When I was growing up I loved fire. I am afraid I still do. I certainly know the downside of fire. It has always been dangerous to life, limb and property. As a child, while playing with my home-made match shooter (an exciting device constructed from two spring clothes-pins), I once accidentally set fire to a wind-brake full of dead and oily Eucalyptus leaves and stored oil-filed smudge pots, and still remember my terror at the result. A couple of years ago the house in Southern California my grandparents lived in and in which my mother and I were born burned down. Southern California, where I lived for many years, is famous for combining “wild” fires with homes (fire is necessary for some of the local plants to release their seeds). And one of the main reasons I left the area in the 1960’s was the air pollution, then caused mainly from non-regulated cars and trucks.
But fire was both comforting and exciting. Our house was heated by a fireplace. My father fortunately arose before the rest of us, and when I awoke in my frigid room, my first act of the day was to grab my clothes and sprint through the house to the fireplace, where I could don them in the warmth of the flames. My grandparents cooked their food on a wood stove, and on cold days my grandmother would happily sit with her feet in the oven and read. And we kids would rake the above-mentioned Eucalyptus leaves into large piles and burn them, breathing in the exotic smell of their smoke and seeing how long we could stand dangerously close to the flames.

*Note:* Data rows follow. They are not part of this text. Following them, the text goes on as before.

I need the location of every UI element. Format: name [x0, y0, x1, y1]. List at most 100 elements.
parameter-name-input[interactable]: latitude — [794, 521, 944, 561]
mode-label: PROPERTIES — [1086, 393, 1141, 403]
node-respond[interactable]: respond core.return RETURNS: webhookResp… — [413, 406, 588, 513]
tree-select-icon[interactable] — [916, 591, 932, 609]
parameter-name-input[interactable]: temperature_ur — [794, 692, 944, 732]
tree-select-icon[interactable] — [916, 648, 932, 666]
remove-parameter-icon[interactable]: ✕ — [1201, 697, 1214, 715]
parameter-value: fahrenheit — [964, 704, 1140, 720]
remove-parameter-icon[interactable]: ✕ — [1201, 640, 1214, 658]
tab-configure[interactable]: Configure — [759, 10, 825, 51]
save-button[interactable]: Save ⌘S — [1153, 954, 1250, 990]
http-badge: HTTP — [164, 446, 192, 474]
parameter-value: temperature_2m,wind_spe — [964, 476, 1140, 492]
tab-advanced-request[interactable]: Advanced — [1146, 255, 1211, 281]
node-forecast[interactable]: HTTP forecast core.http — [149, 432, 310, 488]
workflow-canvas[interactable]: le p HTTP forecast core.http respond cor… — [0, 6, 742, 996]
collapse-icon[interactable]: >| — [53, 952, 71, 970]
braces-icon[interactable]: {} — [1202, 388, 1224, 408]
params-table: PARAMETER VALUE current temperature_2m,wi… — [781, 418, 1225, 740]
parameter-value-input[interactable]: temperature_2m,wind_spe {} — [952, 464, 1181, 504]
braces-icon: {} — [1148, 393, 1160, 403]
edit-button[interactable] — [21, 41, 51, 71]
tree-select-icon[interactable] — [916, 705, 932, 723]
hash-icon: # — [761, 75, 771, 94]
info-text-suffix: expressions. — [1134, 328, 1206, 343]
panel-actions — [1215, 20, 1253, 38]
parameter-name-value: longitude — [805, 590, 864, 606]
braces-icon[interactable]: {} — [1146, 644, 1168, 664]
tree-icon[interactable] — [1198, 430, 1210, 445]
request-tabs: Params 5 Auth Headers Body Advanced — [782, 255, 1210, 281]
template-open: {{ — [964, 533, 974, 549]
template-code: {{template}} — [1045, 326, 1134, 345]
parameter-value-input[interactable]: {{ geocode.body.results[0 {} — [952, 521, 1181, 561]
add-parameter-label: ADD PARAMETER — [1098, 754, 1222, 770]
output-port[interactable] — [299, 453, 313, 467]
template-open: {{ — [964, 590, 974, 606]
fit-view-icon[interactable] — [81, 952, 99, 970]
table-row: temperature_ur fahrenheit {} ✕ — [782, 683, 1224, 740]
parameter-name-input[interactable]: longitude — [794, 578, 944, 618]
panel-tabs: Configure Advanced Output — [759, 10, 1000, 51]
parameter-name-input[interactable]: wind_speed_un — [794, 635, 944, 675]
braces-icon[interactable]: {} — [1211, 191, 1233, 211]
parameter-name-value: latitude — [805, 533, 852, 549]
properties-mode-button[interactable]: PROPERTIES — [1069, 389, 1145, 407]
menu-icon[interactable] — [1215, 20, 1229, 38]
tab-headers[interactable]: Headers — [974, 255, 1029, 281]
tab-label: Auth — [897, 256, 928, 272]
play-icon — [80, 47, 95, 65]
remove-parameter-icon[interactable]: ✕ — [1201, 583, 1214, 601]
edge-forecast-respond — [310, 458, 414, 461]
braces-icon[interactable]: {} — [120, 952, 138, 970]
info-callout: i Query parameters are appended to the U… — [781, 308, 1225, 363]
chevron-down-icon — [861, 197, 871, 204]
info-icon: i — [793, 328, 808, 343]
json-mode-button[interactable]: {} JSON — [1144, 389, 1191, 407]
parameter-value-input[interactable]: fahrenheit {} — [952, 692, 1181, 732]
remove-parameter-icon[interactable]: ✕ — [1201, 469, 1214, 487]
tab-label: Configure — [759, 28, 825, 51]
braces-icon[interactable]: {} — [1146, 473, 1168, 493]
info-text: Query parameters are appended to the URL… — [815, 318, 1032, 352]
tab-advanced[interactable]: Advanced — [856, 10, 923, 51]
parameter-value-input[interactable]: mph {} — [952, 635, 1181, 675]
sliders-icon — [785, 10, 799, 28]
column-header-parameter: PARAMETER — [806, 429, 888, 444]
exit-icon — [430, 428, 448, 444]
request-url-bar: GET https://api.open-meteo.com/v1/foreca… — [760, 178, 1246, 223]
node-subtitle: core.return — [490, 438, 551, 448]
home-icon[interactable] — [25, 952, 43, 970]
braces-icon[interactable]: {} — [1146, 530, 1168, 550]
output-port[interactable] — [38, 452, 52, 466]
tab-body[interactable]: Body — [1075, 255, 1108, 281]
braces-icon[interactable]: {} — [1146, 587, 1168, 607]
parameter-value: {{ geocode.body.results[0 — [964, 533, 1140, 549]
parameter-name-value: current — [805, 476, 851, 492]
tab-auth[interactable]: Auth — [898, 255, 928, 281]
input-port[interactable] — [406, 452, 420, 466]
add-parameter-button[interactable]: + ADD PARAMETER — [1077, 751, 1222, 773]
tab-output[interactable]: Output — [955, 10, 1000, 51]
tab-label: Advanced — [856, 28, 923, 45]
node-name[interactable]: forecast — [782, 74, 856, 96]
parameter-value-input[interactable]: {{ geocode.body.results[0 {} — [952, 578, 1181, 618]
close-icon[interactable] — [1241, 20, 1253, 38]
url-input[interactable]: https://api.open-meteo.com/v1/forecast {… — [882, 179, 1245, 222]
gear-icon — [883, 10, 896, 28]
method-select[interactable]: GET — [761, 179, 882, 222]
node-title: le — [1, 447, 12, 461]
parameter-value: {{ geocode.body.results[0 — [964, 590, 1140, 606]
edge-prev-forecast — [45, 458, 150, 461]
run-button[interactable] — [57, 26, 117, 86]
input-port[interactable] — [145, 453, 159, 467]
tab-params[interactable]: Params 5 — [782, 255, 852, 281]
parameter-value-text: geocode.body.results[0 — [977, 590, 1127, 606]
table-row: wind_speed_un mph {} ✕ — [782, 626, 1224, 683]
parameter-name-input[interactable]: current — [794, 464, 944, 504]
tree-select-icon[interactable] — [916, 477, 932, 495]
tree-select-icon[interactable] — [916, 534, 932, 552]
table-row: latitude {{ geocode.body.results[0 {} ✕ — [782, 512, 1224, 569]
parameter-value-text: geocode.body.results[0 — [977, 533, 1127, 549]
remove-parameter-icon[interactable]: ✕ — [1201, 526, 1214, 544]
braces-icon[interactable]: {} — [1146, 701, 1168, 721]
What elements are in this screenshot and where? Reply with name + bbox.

On weekends the owner of the local food and hardware store would take us up to the foothills in his truck and we would build a fire and bake weenies and other food. As I grew older I was trusted with the forge and blowtorch and learned the magic of soldering. welding, and working hot metal. When World War II started, a large steel mill was built near to our house, and I was able to go watch the coke being pushed out of the ovens, the blast furnaces tapped, and the molten metal poured into ingots and then rolled into sheets and structural forms. And even smudging the oranges, a necessary but expensive and difficult job, was exciting to me (the photo is of my father in the light of the burning pots). Later I was to become a fanatic back-packer and grew to love open camp fires. While in the Air Force I had the opportunity to experience the fury of afterburners and the majesty of rocket engines. While working in aerospace, I had an opportunity to witness one of the Apollo launches from close-up, certainly one of the largert and most concentrated fires of all time.
But, the age of "open" fire may have peaked after somewhere between 500,000 and a million years of use by us and our predecessors. This is due to vastly increased populations and population density; appreciation of the finite supply of fuels and their value for usages other than burning; increased sensitivity to damage to our environment, and the development of alternate sources of energy.

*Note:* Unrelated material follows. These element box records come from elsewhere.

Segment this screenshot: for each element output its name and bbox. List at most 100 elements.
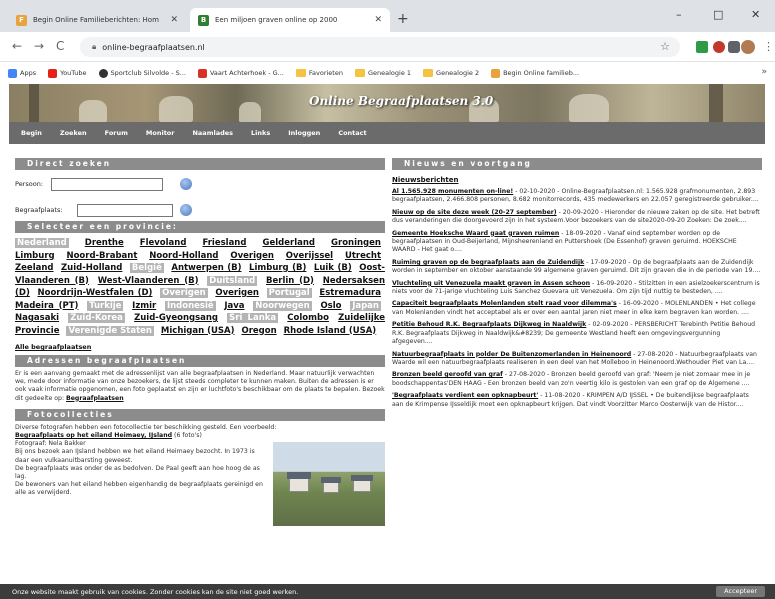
news-headline-link[interactable]: Al 1.565.928 monumenten on-line!	[392, 188, 513, 195]
provincie-link[interactable]: Java	[224, 301, 244, 311]
nav-monitor[interactable]: Monitor	[146, 129, 175, 137]
bookmark-familieberichten[interactable]: Begin Online familieb...	[491, 68, 579, 78]
new-tab-button[interactable]: +	[397, 12, 409, 26]
provincie-link[interactable]: Noord-Holland	[149, 251, 218, 261]
begraafplaats-input[interactable]	[77, 203, 173, 217]
country-link[interactable]: Japan	[350, 300, 381, 311]
minimize-button[interactable]: –	[676, 8, 682, 21]
news-headline-link[interactable]: Petitie Behoud R.K. Begraafplaats Dijkwe…	[392, 321, 586, 328]
all-cemeteries-link[interactable]: Alle begraafplaatsen	[15, 343, 91, 351]
provincie-link[interactable]: Madeira (PT)	[15, 301, 78, 311]
provincie-link[interactable]: Utrecht	[345, 251, 381, 261]
nav-zoeken[interactable]: Zoeken	[60, 129, 87, 137]
provincie-link[interactable]: Luik (B)	[314, 263, 352, 273]
provincie-link[interactable]: Overijssel	[286, 251, 333, 261]
nav-begin[interactable]: Begin	[21, 129, 42, 137]
bookmark-star-icon[interactable]: ☆	[660, 40, 670, 53]
provincie-link[interactable]: Limburg	[15, 251, 55, 261]
country-link[interactable]: Nederland	[15, 238, 69, 248]
provincie-link[interactable]: Berlin (D)	[266, 276, 314, 286]
country-link[interactable]: Zuid-Korea	[68, 313, 125, 323]
begraafplaatsen-link[interactable]: Begraafplaatsen	[66, 395, 124, 402]
provincie-link[interactable]: Zuid-Holland	[61, 263, 122, 273]
close-tab-icon[interactable]: ✕	[374, 15, 382, 25]
provincie-link[interactable]: Noordrijn-Westfalen (D)	[38, 288, 153, 298]
country-link[interactable]: Verenigde Staten	[66, 325, 154, 336]
extension-check-icon[interactable]	[696, 41, 708, 53]
country-link[interactable]: Portugal	[266, 288, 312, 298]
country-link[interactable]: Duitsland	[207, 275, 258, 286]
provincie-link[interactable]: Flevoland	[140, 238, 187, 248]
country-link[interactable]: Overigen	[160, 288, 208, 298]
provincie-link[interactable]: Zeeland	[15, 263, 53, 273]
bookmark-apps[interactable]: Apps	[8, 68, 36, 78]
address-bar[interactable]: 🔒︎ online-begraafplaatsen.nl ☆	[80, 37, 680, 57]
provincie-link[interactable]: Antwerpen (B)	[171, 263, 241, 273]
bookmark-genealogie-2[interactable]: Genealogie 2	[423, 69, 479, 77]
extensions-puzzle-icon[interactable]	[728, 41, 740, 53]
close-tab-icon[interactable]: ✕	[170, 15, 178, 25]
extension-red-icon[interactable]	[713, 41, 725, 53]
foto-example-link[interactable]: Begraafplaats op het eiland Heimaey, IJs…	[15, 432, 172, 439]
country-link[interactable]: Noorwegen	[253, 300, 312, 311]
close-window-button[interactable]: ✕	[751, 8, 760, 21]
country-link[interactable]: België	[129, 263, 164, 273]
news-headline-link[interactable]: Vluchteling uit Venezuela maakt graven i…	[392, 280, 590, 287]
provincie-link[interactable]: Limburg (B)	[249, 263, 306, 273]
provincie-link[interactable]: Noord-Brabant	[66, 251, 137, 261]
news-headline-link[interactable]: Capaciteit begraafplaats Molenlanden ste…	[392, 300, 617, 307]
bookmark-genealogie-1[interactable]: Genealogie 1	[354, 69, 411, 77]
provincie-link[interactable]: Gelderland	[263, 238, 315, 248]
persoon-input[interactable]	[51, 177, 163, 191]
provincie-link[interactable]: Nagasaki	[15, 313, 59, 323]
forward-button[interactable]: →	[34, 40, 44, 52]
bookmark-vaart[interactable]: Vaart Achterhoek - G...	[197, 68, 284, 78]
country-link[interactable]: Turkije	[87, 300, 124, 311]
profile-avatar[interactable]	[741, 40, 755, 54]
news-headline-link[interactable]: Bronzen beeld geroofd van graf	[392, 371, 503, 378]
provincie-link[interactable]: Rhode Island (USA)	[284, 326, 377, 336]
provincie-link[interactable]: Oslo	[320, 301, 341, 311]
reload-button[interactable]: C	[56, 40, 64, 52]
bookmarks-more-icon[interactable]: »	[761, 67, 767, 77]
provincie-link[interactable]: Estremadura	[319, 288, 381, 298]
begraafplaats-search-button[interactable]	[180, 204, 192, 216]
news-headline-link[interactable]: Nieuw op de site deze week (20-27 septem…	[392, 209, 557, 216]
provincie-link[interactable]: Drenthe	[85, 238, 124, 248]
provincie-link[interactable]: Overigen	[215, 288, 259, 298]
nav-inloggen[interactable]: Inloggen	[288, 129, 320, 137]
provincie-link[interactable]: Oregon	[241, 326, 276, 336]
news-headline-link[interactable]: 'Begraafplaats verdient een opknapbeurt'	[392, 392, 538, 399]
country-link[interactable]: Sri Lanka	[227, 313, 279, 323]
provincie-link[interactable]: Colombo	[287, 313, 329, 323]
bookmark-favorieten[interactable]: Favorieten	[295, 69, 343, 77]
provincie-link[interactable]: Zuid-Gyeongsang	[134, 313, 218, 323]
nav-contact[interactable]: Contact	[338, 129, 366, 137]
news-headline-link[interactable]: Natuurbegraafplaats in polder De Buitenz…	[392, 351, 631, 358]
maximize-button[interactable]: □	[713, 8, 723, 21]
site-logo-title[interactable]: Online Begraafplaatsen 3.0	[309, 94, 493, 108]
news-item: Bronzen beeld geroofd van graf - 27-08-2…	[392, 371, 762, 388]
back-button[interactable]: ←	[12, 40, 22, 52]
accept-cookies-button[interactable]: Accepteer	[716, 586, 765, 597]
nieuwsberichten-link[interactable]: Nieuwsberichten	[392, 176, 762, 184]
provincie-link[interactable]: Izmir	[132, 301, 156, 311]
provincie-link[interactable]: Overigen	[230, 251, 274, 261]
nav-links[interactable]: Links	[251, 129, 270, 137]
bookmark-sportclub[interactable]: Sportclub Silvolde - S...	[98, 68, 186, 78]
country-link[interactable]: Indonesië	[164, 300, 216, 311]
heimaey-photo[interactable]	[273, 441, 385, 526]
persoon-search-button[interactable]	[180, 178, 192, 190]
tab-begraafplaatsen[interactable]: B Een miljoen graven online op 2000 ✕	[190, 8, 390, 32]
news-headline-link[interactable]: Gemeente Hoeksche Waard gaat graven ruim…	[392, 230, 559, 237]
bookmark-youtube[interactable]: YouTube	[48, 68, 87, 78]
provincie-link[interactable]: West-Vlaanderen (B)	[98, 276, 199, 286]
provincie-link[interactable]: Michigan (USA)	[161, 326, 235, 336]
nav-forum[interactable]: Forum	[105, 129, 128, 137]
provincie-link[interactable]: Friesland	[202, 238, 246, 248]
menu-kebab-icon[interactable]: ⋮	[763, 40, 774, 53]
nav-naamlades[interactable]: Naamlades	[192, 129, 233, 137]
provincie-link[interactable]: Groningen	[331, 238, 381, 248]
tab-familieberichten[interactable]: F Begin Online Familieberichten: Hom ✕	[8, 8, 186, 32]
news-headline-link[interactable]: Ruiming graven op de begraafplaats aan d…	[392, 259, 584, 266]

And our perceived need for safety and controlling fire seems to grow. The county in which I live has increasingly discouraged wood fires because of particulate emissions, beginning with burning leaves, and now neither allowing fireplaces to be built into new houses, nor allowing existing fireplaces to be lit on an increasing number of days. In fact, after a large number of “spare the air” days last winter, I gave up and succumbed to a gas log, even though I once vowed to leave the area if wood fires were outlawed. Gas logs are convenient, and are somewhat reminiscent of a wood fire, but to me not nearly as satisfying. Leaves and trimmings are hauled away to be mulched, and my farmer friends in the valley are sharply constrained by no-burn days and restrictions on such things as stubble burning in the fields, since the air in the California central valley is fast losing its purity. And industry is certainly feeling the need to further control processes involving fire.
Oh well, I do like clean air. And there are always fireworks (for a while), and I still have my oxy-acetylene welding rig.